Por
Francisco Alves dos Santos Júnior
Qualquer restrição, quanto ao IOF, para continuidade do gozo da alíquota zero na introdução da receita de exportação no Brasil, em moeda estrangeira, só poderá ser instituída por Lei, de forma que não pode prevalecer restrição fixada em Solução de Consulta da COSIT, como aconteceu no caso concreto debatido na decisão infra.
Boa leitura.
PROCESSO
Nº:
0804718-93.2019.4.05.8300 - MANDADO DE SEGURANÇA CÍVEL
IMPETRANTE: T LTDA
ADVOGADO: A R G
ADVOGADO: L De N
ADVOGADO: W L G
ADVOGADO: F M D
ADVOGADO: G J R
IMPETRADO: UNIÃO FEDERAL - UNIÃO.
AUTORIDADE COATORA: DELEGADO DA RECEITA FEDERAL DO BRASIL EM RECIFE
2ª VARA FEDERAL - PE (JUIZ FEDERAL TITULAR)
D E C I S Ã O
1. Breve Relatório
T. LTDA. impetrou Mandado de Segurança, em
25.03.2019, com pedido concessão de Medida Liminar inaudita altera
parte, em face do DELEGADO DA RECEITA FEDERAL DO BRASIL EM RECIFE / PE ,
autoridade administrativa vinculada funcionalmente à UNIÃO FEDERAL (FAZENDA
NACIONAL). Aduziu, em síntese, que: a Impetrante seria pessoa jurídica
de direito privado regularmente constituída, que teria como objeto social a
exploração do ramo de importação, exportação e comercialização de mercadorias,
conforme seu Estatuto Social anexo; no desenvolvimento das atividades que
compõem o seu objeto a Impetrante realizaria exportações de produtos para o
exterior e, de acordo com autorização da Lei n.º 11.371, de 28 de novembro de
2006, manteria recursos em moeda estrangeira, relativos ao recebimento de tais
exportações em instituição financeira no exterior, mas especificamente no Banco
J. P. Morgan; de acordo com o art. 15-B, I, do Decreto n.º 6.306, de 14 de
dezembro de 2007, nas operações de câmbio relativas ao ingresso no País de
receitas de exportação de bens e serviços, a alíquota do Imposto sobre
Operações Financeiras "IOF" ficaria reduzida a ZERO; todavia, a
Coordenação Geral de Tributação da Receita Federal do Brasil "COSIT"

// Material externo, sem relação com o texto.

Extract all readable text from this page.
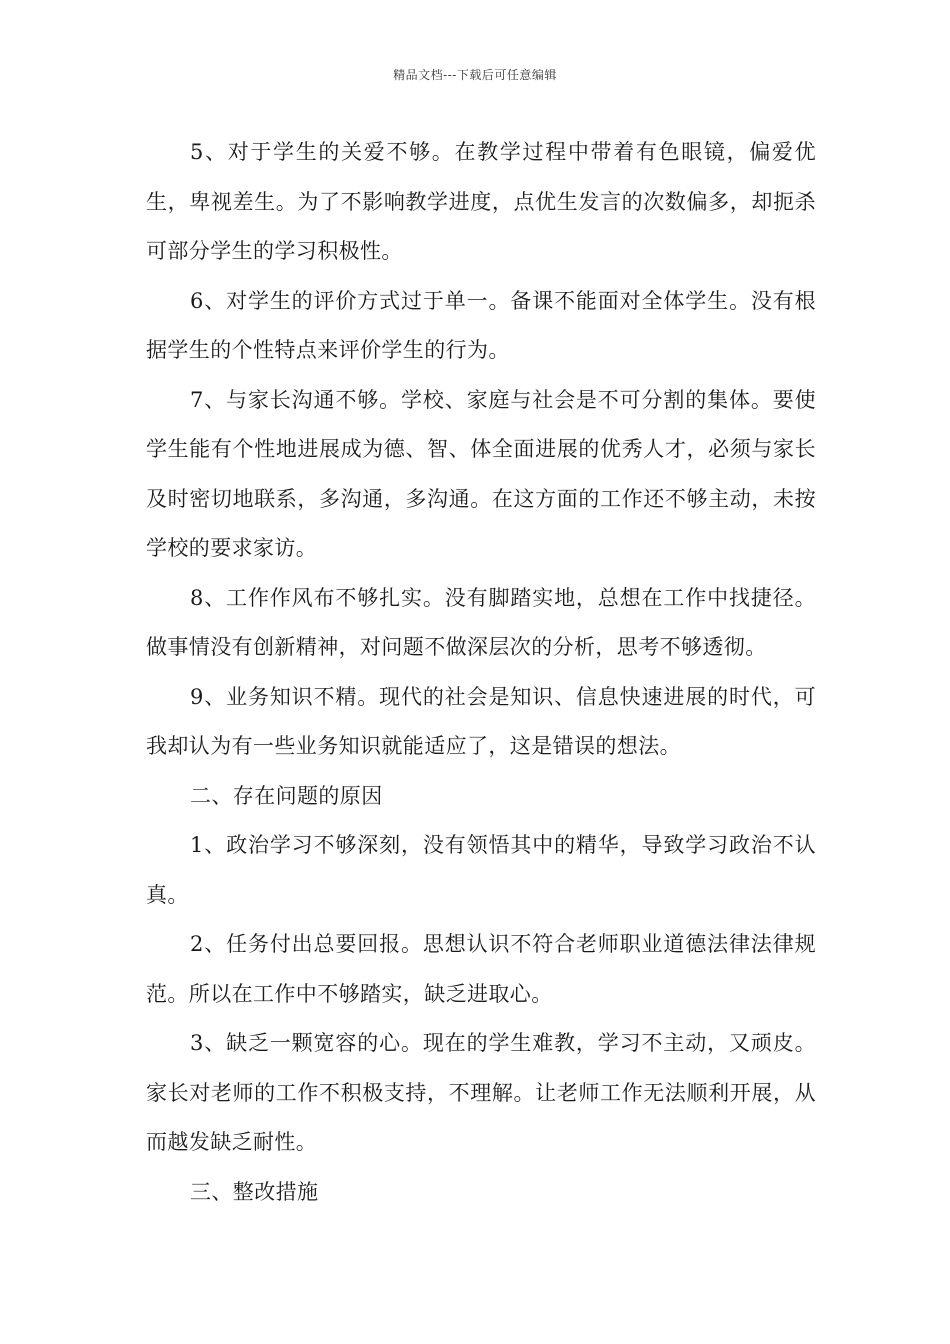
精品文档---下载后可任意编辑

5、对于学生的关爱不够。在教学过程中带着有色眼镜，偏爱优生，卑视差生。为了不影响教学进度，点优生发言的次数偏多，却扼杀可部分学生的学习积极性。

6、对学生的评价方式过于单一。备课不能面对全体学生。没有根据学生的个性特点来评价学生的行为。

7、与家长沟通不够。学校、家庭与社会是不可分割的集体。要使学生能有个性地进展成为德、智、体全面进展的优秀人才，必须与家长及时密切地联系，多沟通，多沟通。在这方面的工作还不够主动，未按学校的要求家访。

8、工作作风布不够扎实。没有脚踏实地，总想在工作中找捷径。做事情没有创新精神，对问题不做深层次的分析，思考不够透彻。

9、业务知识不精。现代的社会是知识、信息快速进展的时代，可我却认为有一些业务知识就能适应了，这是错误的想法。

二、存在问题的原因

1、政治学习不够深刻，没有领悟其中的精华，导致学习政治不认真。

2、任务付出总要回报。思想认识不符合老师职业道德法律法律规范。所以在工作中不够踏实，缺乏进取心。

3、缺乏一颗宽容的心。现在的学生难教，学习不主动，又顽皮。家长对老师的工作不积极支持，不理解。让老师工作无法顺利开展，从而越发缺乏耐性。

三、整改措施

teria publicado a Solução de Consulta nº 246, de 24 de dezembro de 2018, manifestando
orientação a todos os órgãos e autoridades fazendárias federais, bem como aos
contribuintes, no sentido de que a redução da alíquota do IOF a zero somente se
aplicaria aos ingressos de receitas realizadas ocorridas dentro do processo ou
do ciclo de exportação, contrariando a norma contida no Decreto n. 6.306/2007;
com base em tal orientação, os bancos que operam no mercado de câmbio teriam
passado a reter e recolher aos cofres da União Federal o IOF à alíquota de
0,38% sobre o ingresso de receitas de exportação realizadas após o encerramento
do ciclo de exportação, conforme atestam os documentos anexos; esse mesmo
procedimento seria adotado pelo Banco J. P. Morgan, contratante do câmbio, na
próxima operação de ingresso de receitas de exportação em curto prazo, conforme
documentos ora juntados; diante da clara violação a direito líquido e certo da
Impetrante, perpetrada por determinação da Autoridade Impetrada, não restaria
outra alternativa senão a busca junto ao sempre independente Poder Judiciário
de ordem que lhe assegure o direito de não sofrer desconto indevido de IOF na
operação de câmbio no ingresso de receitas decorrente de exportações. Teceu
outros comentários. Pugnou, ao final, pela concessão de medida liminar inaudita
altera parte, para determinar à DD Autoridade coatora que se abstenha, por si
ou por seus subordinados, de impedir a Impetrante de remeter ao Brasil recursos
provenientes de operações de exportação originalmente mantidos no exterior, com
incidência do IOF à alíquota ZERO, conforme expressamente previsto no art.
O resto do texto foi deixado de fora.